Taking into account that \(x_0\) and the unknown parameters \(\beta_1\) and \(\beta_2\) are not random, we have

\[\operatorname{Var}(f)=\operatorname{Var}\left(\epsilon_0\right)+\operatorname{Var}\left(\hat{y}_0\right)=\sigma^2+\operatorname{Var}\left(\hat{y}_0\right) \]

where

\[\begin{aligned} \operatorname{Var}\left(\hat{y}_0\right)=& \operatorname{Var}\left(b_1+b_2 x_0\right)=\operatorname{Var}\left(b_1\right)+x_0^2 \operatorname{Var}\left(b_2\right)+2 x_0 \operatorname{Cov}\left(b_1, b_2\right) \\ =& \frac{\sigma^2 \sum_{i=1}^n x_i^2}{n \sum_{i=1}^n\left(x_i-\bar{x}\right)^2}+x_0^2 \frac{\sigma^2}{\sum_{i=1}^n\left(x_i-\bar{x}\right)^2}+2 x_0 \frac{-\sigma^2 \bar{x}}{\sum_{i=1}^n\left(x_i-\bar{x}\right)^2} \\ =& {\left[\frac{\sigma^2 \sum_{i=1}^n x_i^2}{n \sum_{i=1}^n\left(x_i-\bar{x}\right)^2}-\frac{\sigma^2 n \bar{x}^2}{n \sum_{i=1}^n\left(x_i-\bar{x}\right)^2}\right] } \\ &+\left[x_0^2 \frac{\sigma^2}{\sum_{i=1}^n\left(x_i-\bar{x}\right)^2}+2 x_0 \frac{-\sigma^2 \bar{x}}{\sum_{i=1}^n\left(x_i-\bar{x}\right)^2}+\frac{\sigma^2 n \bar{x}^2}{n \sum_{i=1}^n\left(x_i-\bar{x}\right)^2}\right] \\ =& \sigma^2\left[\frac{\sum_{i=1}^n x_i^2-n \bar{x}^2}{n \sum_{i=1}^n\left(x_i-\bar{x}\right)^2}+\frac{x_0^2-2 x_0 \bar{x}+\bar{x}^2}{\sum_{i=1}^n\left(x_i-\bar{x}\right)^2}\right] \\ =& \sigma^2\left[\frac{\sum_{i=1}^n\left(x_i-\bar{x}\right)^2}{n \sum_{i=1}^n\left(x_i-\bar{x}\right)^2}+\frac{\left(x_0-\bar{x}\right)^2}{\sum_{i=1}^n\left(x_i-\bar{x}\right)^2}\right] \\ =& \sigma^2\left[\frac{1}{n}+\frac{\left(x_0-\bar{x}\right)^2}{\sum_{i=1}^n\left(x_i-\bar{x}\right)^2}\right] . \end{aligned} \]

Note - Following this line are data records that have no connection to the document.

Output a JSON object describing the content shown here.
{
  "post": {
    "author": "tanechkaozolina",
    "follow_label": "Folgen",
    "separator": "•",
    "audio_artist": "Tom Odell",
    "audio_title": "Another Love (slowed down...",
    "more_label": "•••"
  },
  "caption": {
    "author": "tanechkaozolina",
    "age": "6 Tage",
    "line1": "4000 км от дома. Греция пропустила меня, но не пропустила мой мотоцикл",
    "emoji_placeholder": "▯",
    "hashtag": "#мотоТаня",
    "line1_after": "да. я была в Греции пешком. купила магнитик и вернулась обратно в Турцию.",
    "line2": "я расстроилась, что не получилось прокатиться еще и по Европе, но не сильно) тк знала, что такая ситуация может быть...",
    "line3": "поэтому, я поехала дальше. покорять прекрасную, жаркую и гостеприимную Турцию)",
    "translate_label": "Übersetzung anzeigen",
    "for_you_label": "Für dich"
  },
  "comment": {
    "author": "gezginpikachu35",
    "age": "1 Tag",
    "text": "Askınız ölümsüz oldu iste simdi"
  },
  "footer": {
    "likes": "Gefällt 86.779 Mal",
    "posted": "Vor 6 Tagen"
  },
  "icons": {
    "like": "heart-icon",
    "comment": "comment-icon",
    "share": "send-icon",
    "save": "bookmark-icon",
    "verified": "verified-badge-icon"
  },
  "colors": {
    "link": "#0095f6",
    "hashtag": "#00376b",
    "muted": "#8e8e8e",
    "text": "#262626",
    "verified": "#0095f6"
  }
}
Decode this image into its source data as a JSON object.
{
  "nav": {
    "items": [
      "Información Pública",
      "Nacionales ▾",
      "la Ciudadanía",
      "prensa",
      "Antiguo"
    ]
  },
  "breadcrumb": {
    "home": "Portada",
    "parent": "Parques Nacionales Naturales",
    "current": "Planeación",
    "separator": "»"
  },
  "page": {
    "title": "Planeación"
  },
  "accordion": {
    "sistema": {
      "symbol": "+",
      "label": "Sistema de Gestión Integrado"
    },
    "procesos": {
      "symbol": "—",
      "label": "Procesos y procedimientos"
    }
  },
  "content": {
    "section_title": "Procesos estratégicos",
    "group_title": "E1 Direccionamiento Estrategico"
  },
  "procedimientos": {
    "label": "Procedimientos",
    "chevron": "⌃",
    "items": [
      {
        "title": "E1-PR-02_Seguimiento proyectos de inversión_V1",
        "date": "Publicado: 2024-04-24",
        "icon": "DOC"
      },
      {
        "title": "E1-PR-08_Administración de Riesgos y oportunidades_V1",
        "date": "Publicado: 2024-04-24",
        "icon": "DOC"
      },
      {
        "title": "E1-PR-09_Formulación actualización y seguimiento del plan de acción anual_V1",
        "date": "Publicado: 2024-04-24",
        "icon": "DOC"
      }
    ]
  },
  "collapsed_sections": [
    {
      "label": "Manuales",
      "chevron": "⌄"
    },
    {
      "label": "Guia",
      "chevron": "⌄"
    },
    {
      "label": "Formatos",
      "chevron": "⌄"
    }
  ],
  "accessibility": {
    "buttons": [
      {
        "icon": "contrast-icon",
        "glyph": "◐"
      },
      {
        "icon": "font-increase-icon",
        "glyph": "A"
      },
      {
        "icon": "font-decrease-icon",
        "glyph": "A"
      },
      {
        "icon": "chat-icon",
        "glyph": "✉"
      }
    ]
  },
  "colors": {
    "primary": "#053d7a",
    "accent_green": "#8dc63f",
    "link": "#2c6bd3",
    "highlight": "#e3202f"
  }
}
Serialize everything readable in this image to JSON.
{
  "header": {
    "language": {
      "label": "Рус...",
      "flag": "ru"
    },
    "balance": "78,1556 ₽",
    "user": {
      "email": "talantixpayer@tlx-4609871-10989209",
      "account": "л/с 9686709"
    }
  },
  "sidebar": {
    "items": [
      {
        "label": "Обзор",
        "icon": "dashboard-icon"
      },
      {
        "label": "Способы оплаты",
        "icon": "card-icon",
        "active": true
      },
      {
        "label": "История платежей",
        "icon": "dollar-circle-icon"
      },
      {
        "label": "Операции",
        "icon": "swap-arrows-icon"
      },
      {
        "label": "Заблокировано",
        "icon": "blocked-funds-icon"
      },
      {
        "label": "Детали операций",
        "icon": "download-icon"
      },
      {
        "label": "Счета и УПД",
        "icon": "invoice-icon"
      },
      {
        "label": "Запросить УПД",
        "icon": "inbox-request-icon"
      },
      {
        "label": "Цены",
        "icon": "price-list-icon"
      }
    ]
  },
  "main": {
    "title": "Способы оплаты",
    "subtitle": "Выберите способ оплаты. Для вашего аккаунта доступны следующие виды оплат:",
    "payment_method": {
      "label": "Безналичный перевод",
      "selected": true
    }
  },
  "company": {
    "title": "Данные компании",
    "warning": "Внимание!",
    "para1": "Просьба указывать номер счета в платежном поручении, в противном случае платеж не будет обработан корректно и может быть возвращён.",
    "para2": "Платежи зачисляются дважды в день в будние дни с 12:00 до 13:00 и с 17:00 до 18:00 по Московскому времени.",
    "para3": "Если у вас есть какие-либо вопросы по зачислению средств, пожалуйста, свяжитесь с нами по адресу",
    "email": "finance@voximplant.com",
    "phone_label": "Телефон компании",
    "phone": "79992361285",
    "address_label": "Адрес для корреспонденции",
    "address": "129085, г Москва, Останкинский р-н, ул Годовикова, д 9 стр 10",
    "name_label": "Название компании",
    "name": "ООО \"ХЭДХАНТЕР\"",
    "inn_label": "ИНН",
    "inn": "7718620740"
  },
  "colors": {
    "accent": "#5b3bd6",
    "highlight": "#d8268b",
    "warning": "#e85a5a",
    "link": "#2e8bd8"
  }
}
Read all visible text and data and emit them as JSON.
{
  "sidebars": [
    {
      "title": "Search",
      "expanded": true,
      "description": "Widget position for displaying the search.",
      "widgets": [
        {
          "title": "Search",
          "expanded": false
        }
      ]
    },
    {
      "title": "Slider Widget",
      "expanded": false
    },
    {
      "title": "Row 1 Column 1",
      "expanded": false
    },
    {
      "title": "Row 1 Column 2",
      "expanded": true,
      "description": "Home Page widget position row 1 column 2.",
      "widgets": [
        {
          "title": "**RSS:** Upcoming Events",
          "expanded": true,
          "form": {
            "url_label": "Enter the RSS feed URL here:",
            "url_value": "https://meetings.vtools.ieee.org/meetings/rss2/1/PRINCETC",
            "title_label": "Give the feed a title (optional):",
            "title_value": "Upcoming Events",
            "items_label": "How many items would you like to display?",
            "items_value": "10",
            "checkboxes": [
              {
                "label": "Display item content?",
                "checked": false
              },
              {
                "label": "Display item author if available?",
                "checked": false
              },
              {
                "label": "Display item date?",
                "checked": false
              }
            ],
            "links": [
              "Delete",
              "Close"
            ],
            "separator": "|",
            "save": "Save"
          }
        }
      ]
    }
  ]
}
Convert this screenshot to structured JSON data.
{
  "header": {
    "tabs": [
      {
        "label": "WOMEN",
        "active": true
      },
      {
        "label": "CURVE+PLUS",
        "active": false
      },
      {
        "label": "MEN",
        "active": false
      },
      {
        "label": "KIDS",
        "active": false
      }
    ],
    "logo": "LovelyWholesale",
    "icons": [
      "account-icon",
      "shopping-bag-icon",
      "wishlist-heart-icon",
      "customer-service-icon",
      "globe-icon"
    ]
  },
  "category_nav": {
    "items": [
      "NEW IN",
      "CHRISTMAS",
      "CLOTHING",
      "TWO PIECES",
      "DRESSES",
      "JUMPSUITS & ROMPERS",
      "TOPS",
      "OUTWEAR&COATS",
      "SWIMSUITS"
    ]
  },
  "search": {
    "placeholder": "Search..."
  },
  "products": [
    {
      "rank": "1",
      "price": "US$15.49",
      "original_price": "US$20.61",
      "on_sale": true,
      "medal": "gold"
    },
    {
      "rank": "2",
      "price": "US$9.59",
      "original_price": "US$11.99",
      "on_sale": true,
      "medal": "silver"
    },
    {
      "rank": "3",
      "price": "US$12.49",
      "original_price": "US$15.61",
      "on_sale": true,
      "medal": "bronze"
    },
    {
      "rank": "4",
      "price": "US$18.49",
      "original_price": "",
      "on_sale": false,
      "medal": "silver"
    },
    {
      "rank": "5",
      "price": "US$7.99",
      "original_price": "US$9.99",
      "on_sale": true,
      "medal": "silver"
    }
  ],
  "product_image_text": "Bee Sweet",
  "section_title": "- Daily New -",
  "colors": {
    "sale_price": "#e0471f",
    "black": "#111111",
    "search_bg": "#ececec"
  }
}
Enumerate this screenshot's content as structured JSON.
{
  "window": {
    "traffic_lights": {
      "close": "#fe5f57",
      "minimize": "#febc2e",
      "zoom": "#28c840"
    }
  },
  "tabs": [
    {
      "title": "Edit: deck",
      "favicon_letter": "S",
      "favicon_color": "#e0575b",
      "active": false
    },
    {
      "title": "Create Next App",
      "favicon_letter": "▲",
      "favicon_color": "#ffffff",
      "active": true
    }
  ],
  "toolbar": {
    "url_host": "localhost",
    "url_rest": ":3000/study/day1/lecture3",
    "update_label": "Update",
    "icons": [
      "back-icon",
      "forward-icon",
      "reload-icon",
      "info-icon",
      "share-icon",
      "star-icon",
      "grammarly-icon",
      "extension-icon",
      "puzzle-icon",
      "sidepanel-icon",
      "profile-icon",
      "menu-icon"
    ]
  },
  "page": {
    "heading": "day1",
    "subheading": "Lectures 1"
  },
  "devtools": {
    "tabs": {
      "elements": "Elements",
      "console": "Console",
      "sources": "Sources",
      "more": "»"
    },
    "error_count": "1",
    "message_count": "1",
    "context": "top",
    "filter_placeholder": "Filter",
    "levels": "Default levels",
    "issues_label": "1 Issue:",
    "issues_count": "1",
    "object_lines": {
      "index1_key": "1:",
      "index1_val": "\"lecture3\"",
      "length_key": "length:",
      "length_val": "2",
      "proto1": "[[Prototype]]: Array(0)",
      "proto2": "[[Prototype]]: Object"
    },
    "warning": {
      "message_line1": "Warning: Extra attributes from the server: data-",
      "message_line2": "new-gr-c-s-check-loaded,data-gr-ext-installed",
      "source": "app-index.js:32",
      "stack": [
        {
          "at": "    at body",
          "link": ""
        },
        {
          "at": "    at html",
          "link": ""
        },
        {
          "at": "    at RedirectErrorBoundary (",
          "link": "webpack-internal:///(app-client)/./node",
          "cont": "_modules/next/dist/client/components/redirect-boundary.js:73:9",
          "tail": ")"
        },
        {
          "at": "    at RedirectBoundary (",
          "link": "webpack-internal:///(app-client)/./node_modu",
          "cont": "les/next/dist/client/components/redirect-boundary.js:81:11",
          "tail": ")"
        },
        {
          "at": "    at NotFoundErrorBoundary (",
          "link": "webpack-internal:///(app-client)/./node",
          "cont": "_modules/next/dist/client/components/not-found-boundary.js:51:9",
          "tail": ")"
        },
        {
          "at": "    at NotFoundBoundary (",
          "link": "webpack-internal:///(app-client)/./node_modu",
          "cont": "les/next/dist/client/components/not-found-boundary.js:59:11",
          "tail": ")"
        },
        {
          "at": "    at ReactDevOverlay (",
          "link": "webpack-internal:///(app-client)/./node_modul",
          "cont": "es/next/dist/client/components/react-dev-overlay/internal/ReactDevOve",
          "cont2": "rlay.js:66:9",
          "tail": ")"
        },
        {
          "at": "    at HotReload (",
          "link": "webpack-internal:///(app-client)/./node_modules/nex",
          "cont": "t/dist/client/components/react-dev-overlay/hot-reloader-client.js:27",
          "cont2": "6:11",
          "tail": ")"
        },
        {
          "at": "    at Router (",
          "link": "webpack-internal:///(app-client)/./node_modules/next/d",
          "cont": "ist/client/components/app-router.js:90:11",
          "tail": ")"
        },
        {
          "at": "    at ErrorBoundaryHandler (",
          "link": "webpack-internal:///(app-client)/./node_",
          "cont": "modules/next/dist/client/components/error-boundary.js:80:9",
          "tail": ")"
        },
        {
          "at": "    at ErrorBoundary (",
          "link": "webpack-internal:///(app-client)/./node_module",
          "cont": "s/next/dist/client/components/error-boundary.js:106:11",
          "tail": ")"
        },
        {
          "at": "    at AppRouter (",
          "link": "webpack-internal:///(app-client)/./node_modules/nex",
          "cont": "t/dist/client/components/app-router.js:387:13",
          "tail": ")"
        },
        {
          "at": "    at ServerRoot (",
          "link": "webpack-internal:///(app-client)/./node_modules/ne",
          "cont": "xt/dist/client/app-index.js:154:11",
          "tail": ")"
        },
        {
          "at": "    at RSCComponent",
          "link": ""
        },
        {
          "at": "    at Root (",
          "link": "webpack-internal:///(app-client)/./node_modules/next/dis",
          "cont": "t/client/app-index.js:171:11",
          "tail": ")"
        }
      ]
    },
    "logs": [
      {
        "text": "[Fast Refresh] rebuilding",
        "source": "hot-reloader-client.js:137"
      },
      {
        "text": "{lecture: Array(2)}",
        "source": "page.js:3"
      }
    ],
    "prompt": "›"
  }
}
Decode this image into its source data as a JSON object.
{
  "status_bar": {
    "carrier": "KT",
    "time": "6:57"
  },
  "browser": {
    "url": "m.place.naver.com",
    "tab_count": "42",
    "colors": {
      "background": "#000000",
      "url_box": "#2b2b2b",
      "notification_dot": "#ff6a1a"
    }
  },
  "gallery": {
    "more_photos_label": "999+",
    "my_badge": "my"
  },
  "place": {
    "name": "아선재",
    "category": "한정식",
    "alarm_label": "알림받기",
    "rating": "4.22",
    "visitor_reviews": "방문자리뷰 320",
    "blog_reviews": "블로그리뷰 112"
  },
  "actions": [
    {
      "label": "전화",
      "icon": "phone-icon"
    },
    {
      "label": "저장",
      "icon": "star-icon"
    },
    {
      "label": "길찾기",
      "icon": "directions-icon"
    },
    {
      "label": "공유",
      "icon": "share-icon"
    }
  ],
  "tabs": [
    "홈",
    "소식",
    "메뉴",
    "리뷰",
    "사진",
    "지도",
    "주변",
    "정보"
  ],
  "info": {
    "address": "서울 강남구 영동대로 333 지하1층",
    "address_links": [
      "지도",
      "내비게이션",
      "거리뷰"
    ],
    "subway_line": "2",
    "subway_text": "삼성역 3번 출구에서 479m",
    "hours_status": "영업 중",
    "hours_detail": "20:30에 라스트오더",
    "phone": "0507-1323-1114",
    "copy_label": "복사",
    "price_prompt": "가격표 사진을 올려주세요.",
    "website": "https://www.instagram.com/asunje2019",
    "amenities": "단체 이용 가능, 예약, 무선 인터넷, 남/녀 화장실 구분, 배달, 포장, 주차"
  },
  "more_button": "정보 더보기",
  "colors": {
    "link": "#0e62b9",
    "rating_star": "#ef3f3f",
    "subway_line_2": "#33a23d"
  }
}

Therefore, by replacing \(\sigma^2\) by its estimate \(\hat{\sigma}^2\), the estimated variance of the forecast error is given by

\[\widehat{\operatorname{Var}}(f)=\hat{\sigma}^2\left[1+\frac{1}{n}+\frac{\left(x_0-\bar{x}\right)^2}{\sum_{i=1}^n\left(x_i-\bar{x}\right)^2}\right] \]

the square root of which is the standard error of the forecast error

\[\operatorname{se}(f)=\sqrt{\widehat{\operatorname{Var}}(f)} \]